I've written about association and dogs a great number of times. Below are two previous blogs on the subject.
The Association Factor
Association - the process of forming mental connections or bonds between sensations, ideas, or memories.
Association is one of the most important things to consider when dealing with dogs; this is how they learn. Yesterday I took my two to the beach. A couple of days before we had gone to a beach area but not walked on the beach. As we drew nearer to the beach Elsa started becoming unglued, once we set foot onto the sandy surface that was that. She was so excited that she immediately started digging like a wild girl. Elsa has always had a thing for sand but with that came the association to the beach. At this point the beach has meant being off leash and pretty much doing as she pleased. This was a tough one for her.

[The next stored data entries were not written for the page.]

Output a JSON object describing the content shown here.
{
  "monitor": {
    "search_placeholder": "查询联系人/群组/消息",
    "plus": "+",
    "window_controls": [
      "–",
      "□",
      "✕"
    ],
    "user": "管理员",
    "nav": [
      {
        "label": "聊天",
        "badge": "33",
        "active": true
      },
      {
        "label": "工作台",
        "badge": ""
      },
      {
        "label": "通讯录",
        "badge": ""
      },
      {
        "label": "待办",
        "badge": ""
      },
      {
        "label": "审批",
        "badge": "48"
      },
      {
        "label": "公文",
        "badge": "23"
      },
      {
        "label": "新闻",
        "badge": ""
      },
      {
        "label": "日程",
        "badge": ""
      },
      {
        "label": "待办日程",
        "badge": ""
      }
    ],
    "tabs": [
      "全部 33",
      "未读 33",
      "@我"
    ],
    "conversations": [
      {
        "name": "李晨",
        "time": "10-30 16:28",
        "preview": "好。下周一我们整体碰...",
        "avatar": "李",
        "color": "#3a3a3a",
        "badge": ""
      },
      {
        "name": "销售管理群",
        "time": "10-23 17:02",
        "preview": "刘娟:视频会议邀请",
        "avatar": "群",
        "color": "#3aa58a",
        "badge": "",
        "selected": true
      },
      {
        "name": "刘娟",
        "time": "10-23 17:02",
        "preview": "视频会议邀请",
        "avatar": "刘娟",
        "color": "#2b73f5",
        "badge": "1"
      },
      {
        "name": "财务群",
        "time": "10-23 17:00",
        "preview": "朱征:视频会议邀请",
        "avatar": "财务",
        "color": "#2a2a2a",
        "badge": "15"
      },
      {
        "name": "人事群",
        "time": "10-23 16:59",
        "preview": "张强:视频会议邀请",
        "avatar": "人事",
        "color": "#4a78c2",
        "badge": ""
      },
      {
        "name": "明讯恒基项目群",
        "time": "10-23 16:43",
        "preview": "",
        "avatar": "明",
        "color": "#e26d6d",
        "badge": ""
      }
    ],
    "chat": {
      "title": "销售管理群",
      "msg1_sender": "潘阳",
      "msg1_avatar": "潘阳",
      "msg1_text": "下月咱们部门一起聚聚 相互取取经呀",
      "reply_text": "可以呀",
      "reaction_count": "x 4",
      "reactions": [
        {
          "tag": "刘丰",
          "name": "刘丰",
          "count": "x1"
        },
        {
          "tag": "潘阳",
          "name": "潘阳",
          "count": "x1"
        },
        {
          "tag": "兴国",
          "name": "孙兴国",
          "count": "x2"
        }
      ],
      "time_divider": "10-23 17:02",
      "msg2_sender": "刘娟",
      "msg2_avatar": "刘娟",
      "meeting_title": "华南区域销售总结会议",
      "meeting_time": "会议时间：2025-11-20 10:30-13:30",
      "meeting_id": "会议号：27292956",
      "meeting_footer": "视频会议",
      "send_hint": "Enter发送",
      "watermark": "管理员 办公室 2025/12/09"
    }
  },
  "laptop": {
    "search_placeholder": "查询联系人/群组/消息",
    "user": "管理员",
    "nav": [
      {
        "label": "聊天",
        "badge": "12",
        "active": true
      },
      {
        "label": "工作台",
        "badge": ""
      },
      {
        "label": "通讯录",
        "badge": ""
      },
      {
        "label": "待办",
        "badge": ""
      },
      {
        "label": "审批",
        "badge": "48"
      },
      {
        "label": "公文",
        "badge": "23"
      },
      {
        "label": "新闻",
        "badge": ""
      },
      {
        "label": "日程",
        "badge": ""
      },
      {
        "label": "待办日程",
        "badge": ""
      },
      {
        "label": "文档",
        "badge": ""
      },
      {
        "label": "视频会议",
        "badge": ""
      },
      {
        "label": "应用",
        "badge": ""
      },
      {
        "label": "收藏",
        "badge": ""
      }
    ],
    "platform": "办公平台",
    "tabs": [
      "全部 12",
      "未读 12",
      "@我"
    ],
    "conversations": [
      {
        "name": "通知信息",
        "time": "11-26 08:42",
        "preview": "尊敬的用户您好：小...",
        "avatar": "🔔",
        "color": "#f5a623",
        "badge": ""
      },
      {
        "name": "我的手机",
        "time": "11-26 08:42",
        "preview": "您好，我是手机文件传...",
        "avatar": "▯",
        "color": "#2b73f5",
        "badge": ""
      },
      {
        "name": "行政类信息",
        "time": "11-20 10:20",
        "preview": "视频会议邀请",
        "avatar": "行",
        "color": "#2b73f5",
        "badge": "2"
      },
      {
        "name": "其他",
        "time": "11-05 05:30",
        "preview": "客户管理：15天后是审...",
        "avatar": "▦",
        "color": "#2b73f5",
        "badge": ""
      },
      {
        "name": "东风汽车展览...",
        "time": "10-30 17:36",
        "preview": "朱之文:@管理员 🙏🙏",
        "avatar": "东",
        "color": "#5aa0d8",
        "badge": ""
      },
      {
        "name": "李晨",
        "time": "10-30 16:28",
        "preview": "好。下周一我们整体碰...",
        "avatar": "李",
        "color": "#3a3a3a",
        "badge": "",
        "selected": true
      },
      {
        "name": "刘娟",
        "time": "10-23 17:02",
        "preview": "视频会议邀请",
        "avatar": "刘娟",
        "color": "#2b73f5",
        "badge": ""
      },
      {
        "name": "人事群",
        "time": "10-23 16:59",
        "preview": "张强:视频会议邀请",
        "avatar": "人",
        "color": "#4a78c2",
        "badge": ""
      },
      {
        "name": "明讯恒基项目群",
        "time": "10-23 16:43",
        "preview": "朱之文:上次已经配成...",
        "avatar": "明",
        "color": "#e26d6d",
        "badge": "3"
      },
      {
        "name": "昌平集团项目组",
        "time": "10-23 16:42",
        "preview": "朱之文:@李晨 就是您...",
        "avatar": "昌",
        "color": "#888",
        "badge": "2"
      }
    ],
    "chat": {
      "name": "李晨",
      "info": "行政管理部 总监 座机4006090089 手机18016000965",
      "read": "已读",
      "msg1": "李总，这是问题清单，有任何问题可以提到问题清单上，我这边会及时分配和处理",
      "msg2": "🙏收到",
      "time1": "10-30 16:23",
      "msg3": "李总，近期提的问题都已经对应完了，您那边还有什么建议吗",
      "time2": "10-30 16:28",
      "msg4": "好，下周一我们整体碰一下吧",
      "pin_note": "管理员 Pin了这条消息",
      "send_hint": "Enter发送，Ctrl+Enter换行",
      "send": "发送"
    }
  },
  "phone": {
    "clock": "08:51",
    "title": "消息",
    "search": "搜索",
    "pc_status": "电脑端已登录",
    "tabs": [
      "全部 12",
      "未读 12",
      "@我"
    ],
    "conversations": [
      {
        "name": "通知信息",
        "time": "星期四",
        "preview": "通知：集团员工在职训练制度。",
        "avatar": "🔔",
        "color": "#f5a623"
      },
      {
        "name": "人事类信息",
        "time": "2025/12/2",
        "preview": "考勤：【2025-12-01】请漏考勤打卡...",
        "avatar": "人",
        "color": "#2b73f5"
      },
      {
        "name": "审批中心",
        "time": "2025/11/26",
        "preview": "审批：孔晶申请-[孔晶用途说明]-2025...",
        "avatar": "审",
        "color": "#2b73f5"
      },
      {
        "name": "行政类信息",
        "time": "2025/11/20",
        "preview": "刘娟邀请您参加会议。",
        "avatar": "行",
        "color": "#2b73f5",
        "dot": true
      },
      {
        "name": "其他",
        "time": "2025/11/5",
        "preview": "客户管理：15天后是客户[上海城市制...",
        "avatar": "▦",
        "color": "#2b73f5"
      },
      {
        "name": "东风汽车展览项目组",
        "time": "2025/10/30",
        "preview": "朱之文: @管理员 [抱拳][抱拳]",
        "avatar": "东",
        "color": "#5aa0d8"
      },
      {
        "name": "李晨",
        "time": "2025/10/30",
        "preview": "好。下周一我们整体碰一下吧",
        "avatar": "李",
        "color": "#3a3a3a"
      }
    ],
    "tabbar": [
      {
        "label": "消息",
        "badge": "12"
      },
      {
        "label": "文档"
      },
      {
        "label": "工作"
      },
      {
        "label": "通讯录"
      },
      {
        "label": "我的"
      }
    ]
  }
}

She whimpered and whined in anticipation; she was sure the leash was about to come off. But alas it was not coming off anytime soon. Through our walk she very much resembled a rabbit, often leaping with all fours at the same time. She zoomed, barked and basically exuded all her typical beach antics albeit on the end of her leash. I felt bad that she couldn't get off her leash but I also realized that she needs to learn control. All dogs learn through association; action/reaction. Elsa is a fast learner and things tend to be cast in stone with her in very short order.
Often our dogs learn and ingrain things in their head which we are unaware of. It can take some unraveling to figure out what is going on in those canine heads of theirs. Off leash activities can quickly become just that, off leash. I have seen many dogs who think that off leash means doing what they please. Going to the park and running off leash means that you don't listen to commands, you don't abide by rules and you basically run a muck. So how do you stop this bad association?
Switch it up; as Elsa had to learn yesterday, you can walk on the beach on a leash and live to see another day. Control is important and dogs must learn that even when they are in the area of "free reign" they must listen. When a dog sets environments and behaviors in stone it is essential to change. Luke had the same behavior when he was young with a secret "off leash" spot that we had. So I took him in every so often on leash and worked on obedience; leaving after a good session and not letting him run free.
Doing things that are off the norm is good for dogs. It puts you very much in the driver seat. It does not take dogs long to feel like they are the ones making the rules and running your life and this fact can turn into reality if you are not careful. Letting our dogs have fun is very important but when that fun takes over we need to step in and switch it up. Canine guardians need to take the "we're doing this today," attitude. Human guidance is essential in a human/canine relationship.